Os colegas de elenco Mélanie Laurent e Guillaume Canet receberão o Prêmio de Excelência Davide Campari em Locarno, dedicado a atores com carreiras extraordinárias.
“Eu ficaria triste se Mélanie estivesse conseguindo tudo sozinha, e me sentiria estranho se eu fosse o único. É maravilhoso que estejamos conseguindo juntos”, Canet conta Variedade antes do Festival de Cinema de Locarno deste ano.
Na abertura do festival, “The Flood”, dirigido por Gianluca Jodice, a dupla interpreta Maria Antonieta e Luís XVI, vivendo seus últimos dias em isolamento e pobreza.

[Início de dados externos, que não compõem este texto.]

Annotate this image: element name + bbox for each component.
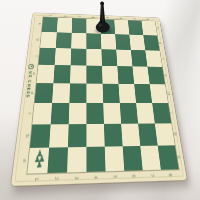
square-r2c4 [86,33,101,49]
square-r4c4 [86,66,102,84]
square-r7c3 [68,124,87,147]
square-r8c5 [105,146,125,171]
square-r2c5 [101,34,116,50]
square-r7c2 [49,124,69,147]
square-r5c1 [35,83,54,103]
square-r1c2 [57,18,72,33]
board-grid: ♟♟♟♟ [27,17,178,173]
square-r3c5 [101,49,117,66]
square-r6c1 [32,103,52,125]
square-r2c6 [115,34,131,50]
square-r4c5 [102,66,119,84]
square-r8c8 [158,145,179,169]
square-r5c5 [103,84,120,103]
square-r5c6 [119,84,137,103]
square-r6c6 [120,103,138,124]
square-r6c5 [103,103,121,124]
square-r4c2 [53,65,70,83]
chessboard: ♟♟♟♟ 12345678 12345678 hgfedcba hgfedcba… [11,13,187,186]
corner-pawn-emblem: ♟♟♟♟ [33,152,43,169]
square-r3c4 [86,49,102,66]
square-r5c4 [86,84,103,103]
square-r8c3 [67,147,86,173]
square-r1c8 [141,21,157,36]
square-r8c1: ♟♟♟♟ [27,148,49,174]
square-r1c6 [114,20,129,35]
square-r8c4 [86,147,105,172]
square-r7c6 [121,124,140,147]
square-r4c6 [117,66,134,84]
square-r6c8 [152,103,171,123]
square-r3c3 [71,48,87,65]
square-r5c2 [52,83,70,103]
square-r3c8 [145,50,162,67]
square-r5c3 [69,83,86,103]
square-r1c3 [72,18,87,33]
black-pawn-piece [92,1,114,34]
square-r6c4 [86,103,104,124]
square-r7c1 [30,124,51,148]
square-r8c2 [47,147,68,173]
square-r7c5 [104,124,123,147]
square-r7c8 [155,123,175,145]
square-r2c8 [143,35,159,51]
square-r5c8 [150,84,168,103]
square-r6c3 [69,103,87,124]
square-r7c4 [86,124,104,147]
square-r1c1 [42,17,58,32]
photo-background: ♟♟♟♟ 12345678 12345678 hgfedcba hgfedcba… [0,0,200,200]
square-r6c2 [51,103,70,124]
brand-label: US CHESS [25,71,33,98]
square-r3c6 [116,50,132,67]
chessboard-perspective-wrap: ♟♟♟♟ 12345678 12345678 hgfedcba hgfedcba… [11,13,187,186]
square-r4c8 [147,67,165,85]
square-r3c1 [38,48,55,65]
square-r2c2 [56,32,72,48]
knight-circle-icon: ♞ [29,64,35,70]
square-r2c3 [71,33,86,49]
square-r4c1 [37,65,55,84]
square-r3c2 [55,48,72,65]
square-r4c3 [70,65,86,83]
square-r2c1 [40,32,57,48]
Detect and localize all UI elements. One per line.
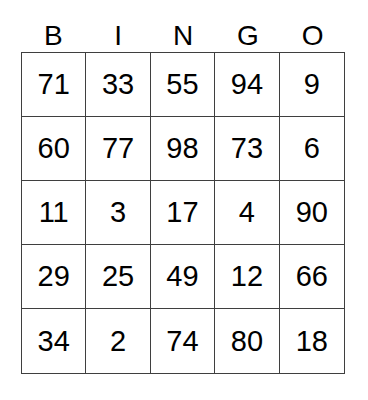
cell-r5c4[interactable]: 80 xyxy=(215,309,279,373)
cell-r4c5[interactable]: 66 xyxy=(280,245,344,309)
cell-r2c2[interactable]: 77 xyxy=(86,117,150,181)
header-letter-i: I xyxy=(86,20,151,51)
cell-r2c5[interactable]: 6 xyxy=(280,117,344,181)
cell-r1c1[interactable]: 71 xyxy=(22,53,86,117)
cell-r3c5[interactable]: 90 xyxy=(280,181,344,245)
cell-r1c5[interactable]: 9 xyxy=(280,53,344,117)
header-letter-g: G xyxy=(215,20,280,51)
cell-r1c3[interactable]: 55 xyxy=(151,53,215,117)
bingo-board: 71 33 55 94 9 60 77 98 73 6 11 3 17 4 90… xyxy=(21,52,345,374)
cell-r2c4[interactable]: 73 xyxy=(215,117,279,181)
cell-r4c2[interactable]: 25 xyxy=(86,245,150,309)
bingo-card: B I N G O 71 33 55 94 9 60 77 98 73 6 11… xyxy=(21,20,345,374)
cell-r1c2[interactable]: 33 xyxy=(86,53,150,117)
cell-r5c5[interactable]: 18 xyxy=(280,309,344,373)
cell-r5c3[interactable]: 74 xyxy=(151,309,215,373)
cell-r4c3[interactable]: 49 xyxy=(151,245,215,309)
cell-r3c3[interactable]: 17 xyxy=(151,181,215,245)
cell-r4c1[interactable]: 29 xyxy=(22,245,86,309)
bingo-header: B I N G O xyxy=(21,20,345,51)
cell-r2c1[interactable]: 60 xyxy=(22,117,86,181)
cell-r1c4[interactable]: 94 xyxy=(215,53,279,117)
cell-r5c1[interactable]: 34 xyxy=(22,309,86,373)
header-letter-o: O xyxy=(280,20,345,51)
cell-r4c4[interactable]: 12 xyxy=(215,245,279,309)
cell-r3c4[interactable]: 4 xyxy=(215,181,279,245)
cell-r3c1[interactable]: 11 xyxy=(22,181,86,245)
header-letter-n: N xyxy=(151,20,216,51)
cell-r3c2[interactable]: 3 xyxy=(86,181,150,245)
cell-r2c3[interactable]: 98 xyxy=(151,117,215,181)
header-letter-b: B xyxy=(21,20,86,51)
cell-r5c2[interactable]: 2 xyxy=(86,309,150,373)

Desta vez, a famosa rainha não está pedindo para ninguém “comer bolo”. Ela está apenas tentando sobreviver.
“Eles são presos, e ela entende que é o fim de tudo”, diz Laurent, que “baseou tudo” no livro de Stefan Zweig “Maria Antonieta: O Retrato de uma Mulher Comum”.
“Ela não era estúpida; ela não era obcecada por festas, mas tinha um marido que era assexuado. Ele era legal com ela, mas ela estava entediada. Ela não deveria ter nenhum poder, e ele era incapaz de liderar. Eles não eram os caras maus; eles não eram cruéis de propósito. Eles também eram vítimas – de muitas coisas.”
Depois de ler o livro, Laurent “apaixonou-se” pela tão ridicularizada realeza.
“Nós esquecemos que essas mulheres se casaram aos 14 anos com alguém que mal conheciam. Luís XVI era como uma criança; ele olhava para o mundo de uma forma ingênua”, ela explica. “No filme, é um relacionamento muito complexo porque há muita ternura entre eles. Ela realmente gostava dele, e ele provavelmente estava apaixonado por ela, de certa forma.”
Embora “O Dilúvio” trate da queda da monarquia e da Revolução Francesa, é um drama intimista.
“Fizemos tantos filmes sobre esses eventos, e quando você imagina Maria Antonieta, você pensa em festas luxuosas e centenas de figurantes. Aqui, toda essa riqueza é tirada. Elas vão das pessoas mais ricas para as mais pobres ao longo de 24 horas”, diz Laurent.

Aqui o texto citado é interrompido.